Se cuenta que cuando Albert Einstein empezaba a ser conocido por sus teorías científicas, era con frecuencia solicitado por las universidades para dar conferencias.
Dado que no era nada bueno al volante –y, sin embargo, el coche le resultaba muy cómodo para sus desplazamientos–, contrató los servicios de un chofer de taxi que pasaba por él cada vez que asistía a este tipo de eventos. El chofer lo llevaba, escuchaba la conferencia y luego lo regresaba a casa.
Después de varios viajes, Einstein le comentó al chofer lo aburrido que era repetir lo mismo una y otra vez.
«Si quiere —le dijo él— lo puedo sustituir por una noche. He oído su conferencia tantas veces que la puedo repetir de memoria».
Einstein le tomó la palabra y, antes de llegar al lugar donde ofrecería su siguiente discurso, intercambiaron sus ropas: el chofer se desaliñó y se despeinó; Einstein, por su parte, se colocó la casaca, el gorro y se puso al volante. Llegaron a la sala y, como ninguno de los académicos presentes conocía en persona al afamado científico, no se descubrió el engaño.

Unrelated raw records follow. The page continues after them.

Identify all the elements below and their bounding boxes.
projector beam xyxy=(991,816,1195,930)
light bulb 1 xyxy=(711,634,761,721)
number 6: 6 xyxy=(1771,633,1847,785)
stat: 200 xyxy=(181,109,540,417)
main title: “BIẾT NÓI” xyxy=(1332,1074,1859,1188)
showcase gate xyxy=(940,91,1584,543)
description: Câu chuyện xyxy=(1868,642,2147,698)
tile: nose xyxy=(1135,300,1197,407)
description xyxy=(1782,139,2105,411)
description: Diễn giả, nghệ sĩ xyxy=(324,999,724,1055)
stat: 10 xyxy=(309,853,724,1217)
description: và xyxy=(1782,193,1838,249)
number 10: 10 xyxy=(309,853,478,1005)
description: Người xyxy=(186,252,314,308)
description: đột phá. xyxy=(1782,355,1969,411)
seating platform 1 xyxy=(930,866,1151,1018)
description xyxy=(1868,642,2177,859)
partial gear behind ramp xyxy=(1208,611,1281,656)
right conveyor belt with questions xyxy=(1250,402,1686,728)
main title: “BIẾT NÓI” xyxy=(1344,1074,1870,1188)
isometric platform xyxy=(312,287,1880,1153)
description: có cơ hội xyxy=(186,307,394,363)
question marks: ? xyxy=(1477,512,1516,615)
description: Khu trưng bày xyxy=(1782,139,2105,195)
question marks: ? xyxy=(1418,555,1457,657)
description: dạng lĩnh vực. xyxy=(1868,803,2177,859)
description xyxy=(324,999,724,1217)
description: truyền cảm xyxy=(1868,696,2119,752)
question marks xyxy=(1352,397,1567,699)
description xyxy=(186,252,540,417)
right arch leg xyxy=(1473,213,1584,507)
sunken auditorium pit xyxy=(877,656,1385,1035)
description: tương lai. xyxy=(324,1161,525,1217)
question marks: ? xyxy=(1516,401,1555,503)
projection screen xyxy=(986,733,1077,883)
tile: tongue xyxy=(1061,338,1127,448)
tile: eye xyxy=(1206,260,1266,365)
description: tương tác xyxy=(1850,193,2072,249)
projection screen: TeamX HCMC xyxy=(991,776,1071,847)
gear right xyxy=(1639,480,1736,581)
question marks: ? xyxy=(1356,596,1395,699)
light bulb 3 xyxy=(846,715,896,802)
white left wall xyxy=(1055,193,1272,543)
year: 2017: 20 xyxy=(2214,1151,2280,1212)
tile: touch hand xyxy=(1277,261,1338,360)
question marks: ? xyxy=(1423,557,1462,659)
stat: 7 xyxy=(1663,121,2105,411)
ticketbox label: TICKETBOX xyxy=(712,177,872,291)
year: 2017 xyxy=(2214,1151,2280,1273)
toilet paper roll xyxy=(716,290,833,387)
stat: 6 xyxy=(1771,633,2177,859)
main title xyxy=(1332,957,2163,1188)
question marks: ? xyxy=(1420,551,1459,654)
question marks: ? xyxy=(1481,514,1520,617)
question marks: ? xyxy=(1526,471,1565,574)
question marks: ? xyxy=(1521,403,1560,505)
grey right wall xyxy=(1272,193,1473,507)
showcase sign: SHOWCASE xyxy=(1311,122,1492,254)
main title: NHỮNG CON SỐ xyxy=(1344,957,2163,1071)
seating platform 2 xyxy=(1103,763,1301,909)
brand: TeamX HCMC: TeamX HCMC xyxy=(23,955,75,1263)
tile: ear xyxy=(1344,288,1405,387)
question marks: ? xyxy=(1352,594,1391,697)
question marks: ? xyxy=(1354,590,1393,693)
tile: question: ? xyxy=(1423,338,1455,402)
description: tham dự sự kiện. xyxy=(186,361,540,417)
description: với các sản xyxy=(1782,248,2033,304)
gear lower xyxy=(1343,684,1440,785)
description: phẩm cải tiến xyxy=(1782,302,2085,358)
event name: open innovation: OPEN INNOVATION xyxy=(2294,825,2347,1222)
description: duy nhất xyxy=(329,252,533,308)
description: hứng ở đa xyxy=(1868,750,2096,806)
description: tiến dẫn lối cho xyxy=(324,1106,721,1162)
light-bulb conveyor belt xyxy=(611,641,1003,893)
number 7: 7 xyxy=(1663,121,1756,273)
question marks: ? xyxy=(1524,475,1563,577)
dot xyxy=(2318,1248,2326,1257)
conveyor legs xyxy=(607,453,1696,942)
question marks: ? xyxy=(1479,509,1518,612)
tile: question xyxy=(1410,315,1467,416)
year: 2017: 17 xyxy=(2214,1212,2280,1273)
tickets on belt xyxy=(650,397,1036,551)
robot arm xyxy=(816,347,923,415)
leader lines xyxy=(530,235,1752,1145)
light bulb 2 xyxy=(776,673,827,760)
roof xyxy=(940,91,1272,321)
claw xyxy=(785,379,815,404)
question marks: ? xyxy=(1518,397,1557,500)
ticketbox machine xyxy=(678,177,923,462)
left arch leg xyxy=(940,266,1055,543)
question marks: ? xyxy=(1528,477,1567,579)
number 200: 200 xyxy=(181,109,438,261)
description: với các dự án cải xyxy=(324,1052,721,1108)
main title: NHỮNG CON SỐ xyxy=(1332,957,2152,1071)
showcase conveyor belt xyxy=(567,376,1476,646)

El chofer expuso, de forma fluida, la conferencia que había escuchado tantas veces repetir a Einstein, mientras éste lo observaba desde la última fila con una gran sonrisa. Todo iba muy bien, hasta que al final, un profesor en la audiencia hizo una pregunta que, evidentemente, el chofer no sabía contestar. Por un instante titubeó, pero de pronto tuvo un golpe de inspiración y le respondió:
«La pregunta que usted me hace es tan obvia y sencilla, que dejaré que mi chofer, que se encuentra al final de la sala, se la responda».